To date, Amkor Technology Inc., which began as the sales and marketing arm of Anam Industrial Co., Seoul, has been by far the most successful entrant into the public markets among the IC assembly community. It is also the largest IC assembler and test provider, with annual revenues approaching $2 billion.

Amkor, whose corporate headquarters are in West Chester, Pennsylvania, but which operates from Chandler, Arizona, boasts no fewer than eleven stock analysts, including Bank of America Securities and Robertson Stephens, who follow the company. In May, nine of these eleven stock analysts rated Amkor a "strong buy," and the other two labeled it a "buy."

Since its listing on the NASDAQ [AMKR], the company has traded as high as $65.31 a share and as low as $7.09.

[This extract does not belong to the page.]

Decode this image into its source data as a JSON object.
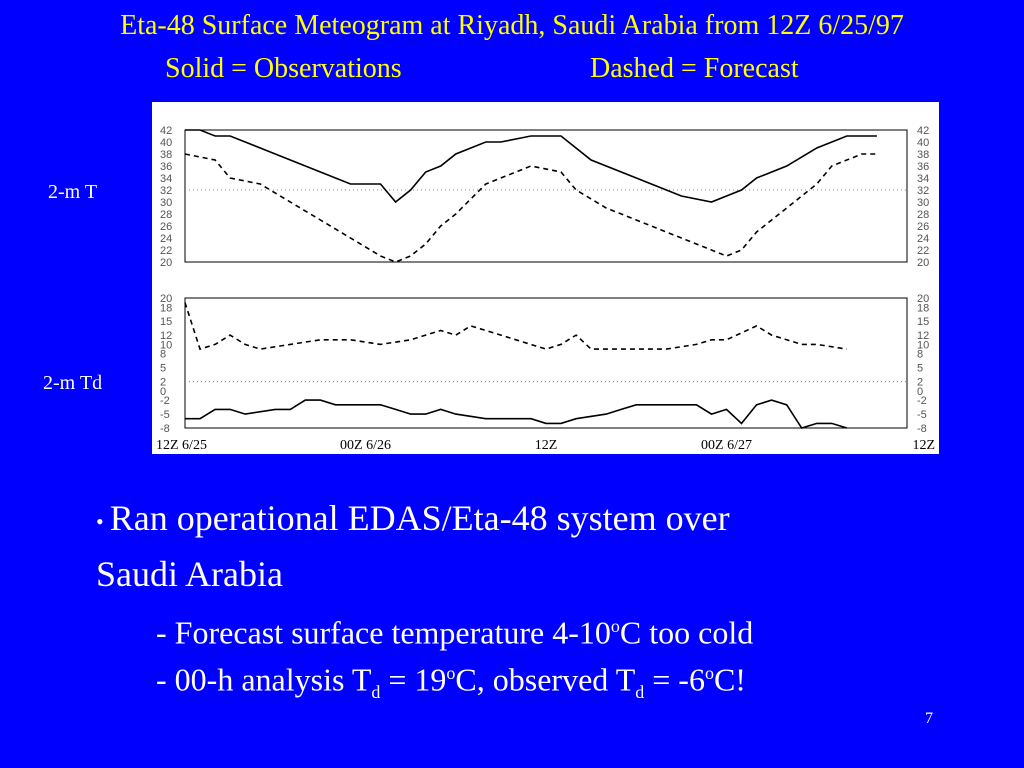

Standard & Poors, one of the companies tracking Amkor, expects earnings per share to increase to $1.63/share from an estimated $1.19/share this year. S&P expects revenues to grow "more than 25% in 2000, reflecting strong semiconductor unit demand and a more stable pricing environment."

Powerful Trends

Amkor will continue to benefit from two powerful trends, S&P adds: "Strong secular semiconductor market growth and booming demand for outsourcing services. With each of these trends still in the early stages, we believe AMKR will be in a strong growth mode at least for the next two years. At a recent level of 29X, our 2001 EPS estimate, the shares were trading at a sharp discount."

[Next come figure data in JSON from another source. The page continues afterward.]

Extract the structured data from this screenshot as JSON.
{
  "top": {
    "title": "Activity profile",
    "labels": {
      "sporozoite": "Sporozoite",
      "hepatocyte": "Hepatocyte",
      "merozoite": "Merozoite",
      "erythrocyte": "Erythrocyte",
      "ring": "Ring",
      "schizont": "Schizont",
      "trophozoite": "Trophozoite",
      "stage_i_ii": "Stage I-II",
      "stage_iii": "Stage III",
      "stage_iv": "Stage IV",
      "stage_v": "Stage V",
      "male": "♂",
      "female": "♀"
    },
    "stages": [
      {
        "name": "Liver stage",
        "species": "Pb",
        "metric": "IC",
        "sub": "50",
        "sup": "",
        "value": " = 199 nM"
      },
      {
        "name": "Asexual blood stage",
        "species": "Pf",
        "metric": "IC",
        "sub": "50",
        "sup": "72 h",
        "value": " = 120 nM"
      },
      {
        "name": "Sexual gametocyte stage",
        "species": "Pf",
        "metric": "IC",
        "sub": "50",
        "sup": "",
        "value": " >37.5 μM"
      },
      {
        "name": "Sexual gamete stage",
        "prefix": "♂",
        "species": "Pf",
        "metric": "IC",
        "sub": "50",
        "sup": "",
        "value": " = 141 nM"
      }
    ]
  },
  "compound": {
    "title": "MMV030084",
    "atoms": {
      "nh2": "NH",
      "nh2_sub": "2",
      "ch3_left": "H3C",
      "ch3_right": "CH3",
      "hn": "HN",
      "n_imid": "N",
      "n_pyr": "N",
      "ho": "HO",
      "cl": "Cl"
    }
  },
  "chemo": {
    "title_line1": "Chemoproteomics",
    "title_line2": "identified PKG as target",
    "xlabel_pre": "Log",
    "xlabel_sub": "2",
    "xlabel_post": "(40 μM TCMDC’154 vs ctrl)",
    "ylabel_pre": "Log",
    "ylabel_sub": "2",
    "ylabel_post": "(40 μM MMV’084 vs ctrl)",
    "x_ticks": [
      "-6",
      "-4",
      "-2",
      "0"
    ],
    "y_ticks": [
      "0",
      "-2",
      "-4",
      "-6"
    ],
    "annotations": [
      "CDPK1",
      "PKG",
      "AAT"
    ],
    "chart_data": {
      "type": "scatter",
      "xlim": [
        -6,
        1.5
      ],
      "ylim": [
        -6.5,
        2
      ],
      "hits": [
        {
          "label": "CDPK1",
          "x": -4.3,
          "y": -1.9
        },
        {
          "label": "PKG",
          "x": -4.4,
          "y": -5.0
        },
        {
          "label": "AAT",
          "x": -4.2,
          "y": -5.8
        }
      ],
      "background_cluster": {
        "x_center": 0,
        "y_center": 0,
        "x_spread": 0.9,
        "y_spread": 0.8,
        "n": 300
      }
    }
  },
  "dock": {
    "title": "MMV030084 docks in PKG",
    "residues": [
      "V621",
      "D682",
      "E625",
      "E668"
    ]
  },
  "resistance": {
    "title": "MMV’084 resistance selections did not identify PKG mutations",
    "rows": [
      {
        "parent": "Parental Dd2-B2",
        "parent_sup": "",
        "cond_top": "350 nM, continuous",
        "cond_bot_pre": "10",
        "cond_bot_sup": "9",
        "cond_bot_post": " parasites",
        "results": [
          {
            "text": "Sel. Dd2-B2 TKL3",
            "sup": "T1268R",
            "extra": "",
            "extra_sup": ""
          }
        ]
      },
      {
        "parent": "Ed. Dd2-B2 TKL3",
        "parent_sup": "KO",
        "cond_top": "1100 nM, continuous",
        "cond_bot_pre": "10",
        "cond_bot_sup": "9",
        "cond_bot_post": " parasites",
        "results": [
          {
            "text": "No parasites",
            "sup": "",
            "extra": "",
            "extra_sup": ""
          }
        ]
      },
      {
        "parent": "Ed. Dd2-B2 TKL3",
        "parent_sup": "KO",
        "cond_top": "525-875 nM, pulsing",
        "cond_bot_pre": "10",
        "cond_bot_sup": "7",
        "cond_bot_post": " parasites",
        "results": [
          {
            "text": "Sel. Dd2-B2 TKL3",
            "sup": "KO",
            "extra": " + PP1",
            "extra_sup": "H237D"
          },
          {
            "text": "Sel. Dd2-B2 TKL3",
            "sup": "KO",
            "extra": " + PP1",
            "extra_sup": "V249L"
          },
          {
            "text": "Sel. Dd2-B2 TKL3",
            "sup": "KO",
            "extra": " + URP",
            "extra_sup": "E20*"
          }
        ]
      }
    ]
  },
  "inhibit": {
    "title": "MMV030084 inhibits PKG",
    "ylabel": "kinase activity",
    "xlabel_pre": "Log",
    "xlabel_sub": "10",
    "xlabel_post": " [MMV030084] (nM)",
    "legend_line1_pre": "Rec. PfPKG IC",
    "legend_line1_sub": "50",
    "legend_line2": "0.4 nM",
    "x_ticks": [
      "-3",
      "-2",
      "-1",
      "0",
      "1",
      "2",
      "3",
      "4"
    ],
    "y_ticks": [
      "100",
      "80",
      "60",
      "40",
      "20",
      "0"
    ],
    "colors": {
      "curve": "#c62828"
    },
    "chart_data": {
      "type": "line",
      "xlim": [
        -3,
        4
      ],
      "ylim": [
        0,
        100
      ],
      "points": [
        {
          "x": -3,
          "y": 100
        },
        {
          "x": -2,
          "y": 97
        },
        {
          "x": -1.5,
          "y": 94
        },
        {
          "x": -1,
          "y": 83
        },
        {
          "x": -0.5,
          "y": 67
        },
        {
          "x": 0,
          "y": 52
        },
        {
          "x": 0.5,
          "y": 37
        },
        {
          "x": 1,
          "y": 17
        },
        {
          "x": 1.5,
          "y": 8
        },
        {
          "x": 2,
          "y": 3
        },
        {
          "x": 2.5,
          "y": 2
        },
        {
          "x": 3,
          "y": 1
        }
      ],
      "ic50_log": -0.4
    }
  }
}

With Amkor's success, others are likely to follow. There have been strong rumbles, since it became independent, that ChipPAC plans to go public. Many observers now believe ChipPAC, Hyundai's former assembly and test division, will go public as soon as the market again becomes friendly to the high-tech sector.

Recently, PSI Technologies, based in the Philippines, and Singapore-based STATS, two of Amkor's smaller competitors, joined the NASDAQ. Both are traded with ADRs on the NASDAQ, while STATS is also listed on the Singapore Exchange.

Gaining Respect

Will either garner the respect that Wall Street has accorded Amkor? Since both are newcomers with less than six months as public companies, it's too early to tell. However, one major stock analyst has rated PSI [PSIT] a "strong buy," and two others rate it a "buy." Two Wall Street analysts feel STATS is a "buy" now and one disagrees, saying "buy/hold."

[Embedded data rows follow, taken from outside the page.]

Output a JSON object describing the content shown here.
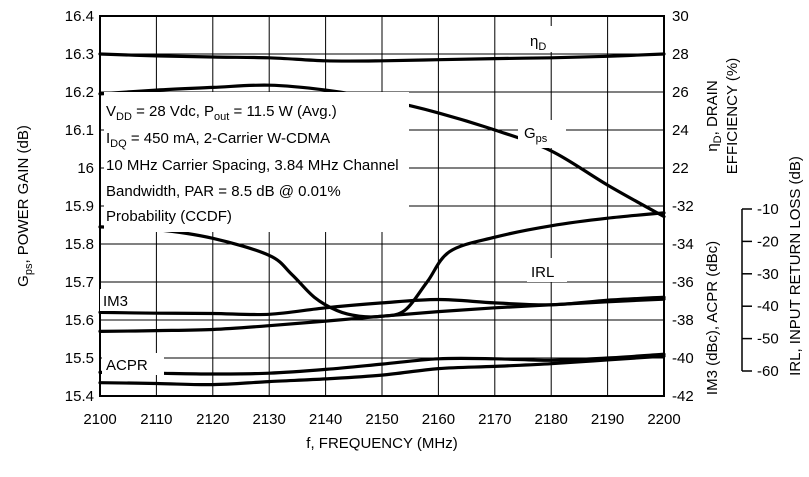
{
  "chart_data": {
    "type": "line",
    "x_ticks": [
      "2100",
      "2110",
      "2120",
      "2130",
      "2140",
      "2150",
      "2160",
      "2170",
      "2180",
      "2190",
      "2200"
    ],
    "xlim": [
      2100,
      2200
    ],
    "xlabel": "f, FREQUENCY (MHz)",
    "left_axis": {
      "label_main": "G",
      "label_sub": "ps",
      "label_rest": ", POWER GAIN (dB)",
      "ylim": [
        15.4,
        16.4
      ],
      "ticks": [
        "16.4",
        "16.3",
        "16.2",
        "16.1",
        "16",
        "15.9",
        "15.8",
        "15.7",
        "15.6",
        "15.5",
        "15.4"
      ]
    },
    "right_inner_axis": {
      "label_top_main": "η",
      "label_top_sub": "D",
      "label_top_rest1": ", DRAIN",
      "label_top_rest2": "EFFICIENCY (%)",
      "label_bottom": "IM3 (dBc), ACPR (dBc)",
      "ticks": [
        "30",
        "28",
        "26",
        "24",
        "22",
        "-32",
        "-34",
        "-36",
        "-38",
        "-40",
        "-42"
      ]
    },
    "right_outer_axis": {
      "label": "IRL, INPUT RETURN LOSS (dB)",
      "ticks": [
        "-10",
        "-20",
        "-30",
        "-40",
        "-50",
        "-60"
      ]
    },
    "annotation": {
      "line1": {
        "v": "V",
        "v_sub": "DD",
        "mid": " = 28 Vdc, P",
        "p_sub": "out",
        "end": " = 11.5 W (Avg.)"
      },
      "line2": {
        "i": "I",
        "i_sub": "DQ",
        "end": " = 450 mA, 2-Carrier W-CDMA"
      },
      "line3": "10 MHz Carrier Spacing, 3.84 MHz Channel",
      "line4": "Bandwidth, PAR = 8.5 dB @ 0.01%",
      "line5": "Probability (CCDF)"
    },
    "series": [
      {
        "name": "ηD",
        "label_main": "η",
        "label_sub": "D",
        "x": [
          2100,
          2110,
          2120,
          2130,
          2140,
          2150,
          2160,
          2170,
          2180,
          2190,
          2200
        ],
        "y_gain_units": [
          16.3,
          16.295,
          16.292,
          16.29,
          16.282,
          16.282,
          16.285,
          16.288,
          16.29,
          16.294,
          16.3
        ]
      },
      {
        "name": "Gps",
        "label_main": "G",
        "label_sub": "ps",
        "x": [
          2100,
          2110,
          2120,
          2130,
          2140,
          2150,
          2160,
          2170,
          2180,
          2190,
          2200
        ],
        "y_gain_units": [
          16.195,
          16.205,
          16.212,
          16.218,
          16.205,
          16.18,
          16.145,
          16.1,
          16.045,
          15.955,
          15.872
        ]
      },
      {
        "name": "IRL",
        "label_main": "IRL",
        "x": [
          2100,
          2110,
          2120,
          2130,
          2134,
          2138,
          2142,
          2146,
          2150,
          2154,
          2158,
          2162,
          2170,
          2180,
          2190,
          2200
        ],
        "y_gain_units": [
          15.845,
          15.838,
          15.815,
          15.77,
          15.72,
          15.66,
          15.625,
          15.61,
          15.61,
          15.625,
          15.7,
          15.78,
          15.818,
          15.848,
          15.868,
          15.882
        ]
      },
      {
        "name": "IM3 (upper)",
        "label_main": "IM3",
        "x": [
          2100,
          2110,
          2120,
          2130,
          2140,
          2150,
          2160,
          2170,
          2180,
          2190,
          2200
        ],
        "y_gain_units": [
          15.62,
          15.618,
          15.617,
          15.615,
          15.632,
          15.645,
          15.654,
          15.645,
          15.64,
          15.652,
          15.66
        ]
      },
      {
        "name": "IM3 (lower)",
        "x": [
          2100,
          2110,
          2120,
          2130,
          2140,
          2150,
          2160,
          2170,
          2180,
          2190,
          2200
        ],
        "y_gain_units": [
          15.57,
          15.572,
          15.575,
          15.585,
          15.597,
          15.61,
          15.622,
          15.632,
          15.64,
          15.648,
          15.655
        ]
      },
      {
        "name": "ACPR (upper)",
        "label_main": "ACPR",
        "x": [
          2100,
          2110,
          2120,
          2130,
          2140,
          2150,
          2160,
          2170,
          2180,
          2190,
          2200
        ],
        "y_gain_units": [
          15.462,
          15.46,
          15.458,
          15.46,
          15.47,
          15.484,
          15.498,
          15.498,
          15.494,
          15.5,
          15.51
        ]
      },
      {
        "name": "ACPR (lower)",
        "x": [
          2100,
          2110,
          2120,
          2130,
          2140,
          2150,
          2160,
          2170,
          2180,
          2190,
          2200
        ],
        "y_gain_units": [
          15.435,
          15.433,
          15.43,
          15.438,
          15.445,
          15.455,
          15.472,
          15.478,
          15.485,
          15.495,
          15.505
        ]
      }
    ]
  }
}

In Europe, CS2, a barely four-year-old IC assembler, was admitted to listing on the EASDAQ in Belgium, CS2's home, in February. The initial price per share was 14 euros (about $13US).

The IPO was oversubscribed by a factor of 34X. "The huge interest shown by both institutional and private investors confirms that the market has every confidence in CS2's growth strategy," says Steve Lerner, president and founder. Lerner is a former Amkor and Swire executive.

The Choice of Public or Private

The public markets are not for every IC assembler. Pantronix in Fremont, Calif., has done quite well, thank you, by remaining a privately owned company during its 26 year lifetime.

Does Pantronix have any plans to go public? "We have no need to go public. I'm not saying we would never become a public company," says Stanley Wang, Pantronix founder, chairman and president, "but at this time we have no need for outside capital."